How could I have missed this? On Nerdworld, Matt Selman offers The Unabridged Rules of Library Management. (Personal libraries, that is.)
RULE #1: THE PRIME DIRECTIVE — It is unacceptable to display any book in a public space of your home if you have not read it. Therefore, to be placed on Matt Selman’s living room bookshelves, a book must have been read cover to cover, every word, by Matt Selman. If you are in the home of Matt Selman and see a book on the living room shelves, you know FOR SURE it has been read by Matt Selman.
Ezra Klein responds:
No, this is all wrong. Bookshelves are not for displaying books you’ve read — those books go in your office, or near your bed, or on your Facebook profile. Rather, the books on your shelves are there to convey the type of person you would like to be. I am the type of person who would read long biographies of Lyndon Johnson, despite not being the type of person who has read any long biographies of Lyndon Johnson.

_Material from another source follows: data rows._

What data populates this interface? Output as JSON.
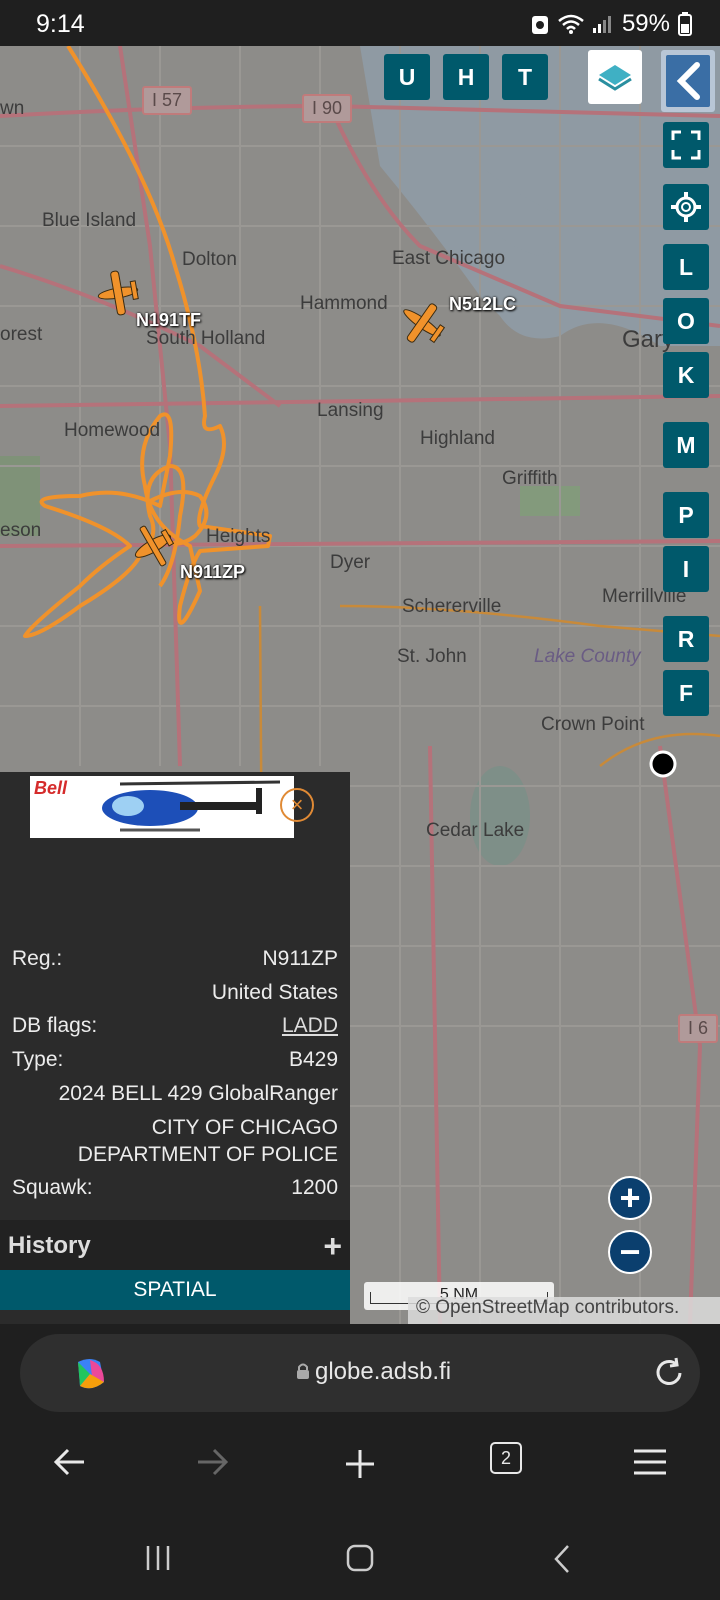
{
  "status_bar": {
    "time": "9:14",
    "battery": "59%"
  },
  "map": {
    "highways": [
      "I 57",
      "I 90",
      "I 6"
    ],
    "places": [
      "Blue Island",
      "Dolton",
      "East Chicago",
      "Hammond",
      "South Holland",
      "orest",
      "Gary",
      "Lansing",
      "Homewood",
      "Highland",
      "Griffith",
      "eson",
      "Heights",
      "Dyer",
      "Schererville",
      "Merrillville",
      "St. John",
      "Lake County",
      "Crown Point",
      "Cedar Lake",
      "wn"
    ],
    "aircraft": [
      {
        "callsign": "N191TF"
      },
      {
        "callsign": "N512LC"
      },
      {
        "callsign": "N911ZP"
      }
    ]
  },
  "toolbar": {
    "buttons": [
      "U",
      "H",
      "T"
    ]
  },
  "side_buttons": [
    "L",
    "O",
    "K",
    "M",
    "P",
    "I",
    "R",
    "F"
  ],
  "info": {
    "reg_label": "Reg.:",
    "reg_value": "N911ZP",
    "country": "United States",
    "db_flags_label": "DB flags:",
    "db_flags_value": "LADD",
    "type_label": "Type:",
    "type_value": "B429",
    "model": "2024 BELL 429 GlobalRanger",
    "owner_line1": "CITY OF CHICAGO",
    "owner_line2": "DEPARTMENT OF POLICE",
    "squawk_label": "Squawk:",
    "squawk_value": "1200",
    "photo_brand": "Bell"
  },
  "history": {
    "label": "History",
    "spatial": "SPATIAL"
  },
  "scale": "5 NM",
  "attribution": "© OpenStreetMap contributors.",
  "browser": {
    "url": "globe.adsb.fi",
    "tab_count": "2"
  },
  "colors": {
    "button_bg": "#00596b",
    "track": "#f0922b",
    "zoom_bg": "#0b3f6e"
  }
}
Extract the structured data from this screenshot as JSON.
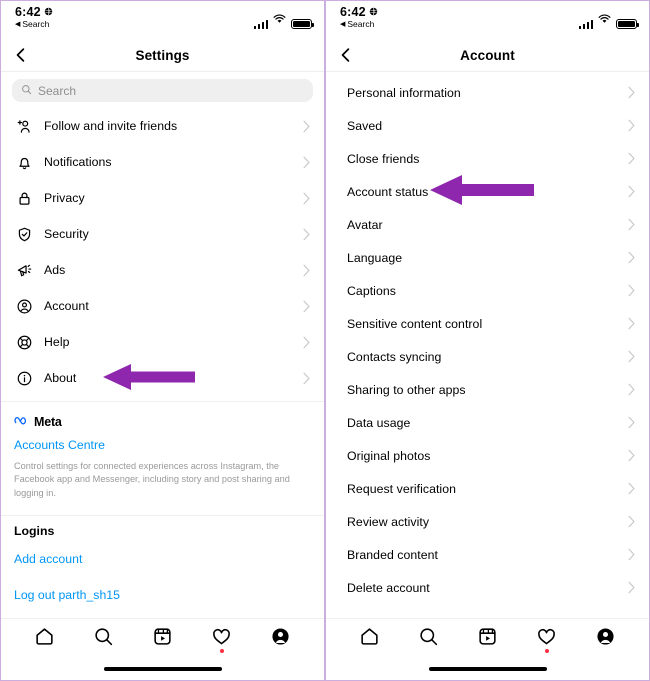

My experience (which can’t be unique) is that some books end up accumulating out of a misguided attempt to win the approval of authors already well-entrenched on my shelves. A few years back, for example, Slavoj Zizek started to insist that I had to be familiar with the work of Alain Badiou – a French poststructuralist philosopher whose work I had never heard of, let alone read. Well, OK, sure. Thanks to some busy translators, Badiou volumes started crowding in, next to all the Zizek titles.
But in short order, Badiou lets it be known that I am expected to understand something about mathematical set theory – and furthermore should come to appreciate one particular approach to formalizing the basic axioms. Chances are, that second part is just not going to happen. I am willing to try to learn to recognize a formalized axiom when I see one, but can promise no more, and even that much is probably pushing it. So, anyway, off to the nearby secondhand bookshop in search of a couple of introductory works. They are terrifying. The shelf in question is starting to turn into a neighborhood I am afraid to visit.
His actual conclusion is much more sensible. But I realize now that I haven’t given the subject nearly enough thought. I’m constantly acquiring books and constantly ordering more bookshelves–about the most thought I give to what goes where is a general attempt to keep like with like. There’s a crime fiction section, a literary fiction section, a poetry section, a film section…but due to the unpredictable sizes and numbers of my books, there are odd little colonies, like the crime fiction that seems to be attacking the poetry.
And I love having hardcovers around to look at, whether I’ve read them or not–having lots of unread books around sustains my hope that I’ll actually live the 537 years required to read them all–but in terms of shelf space, one hardcover equals three paperbacks and so I tend to keep more of the latter.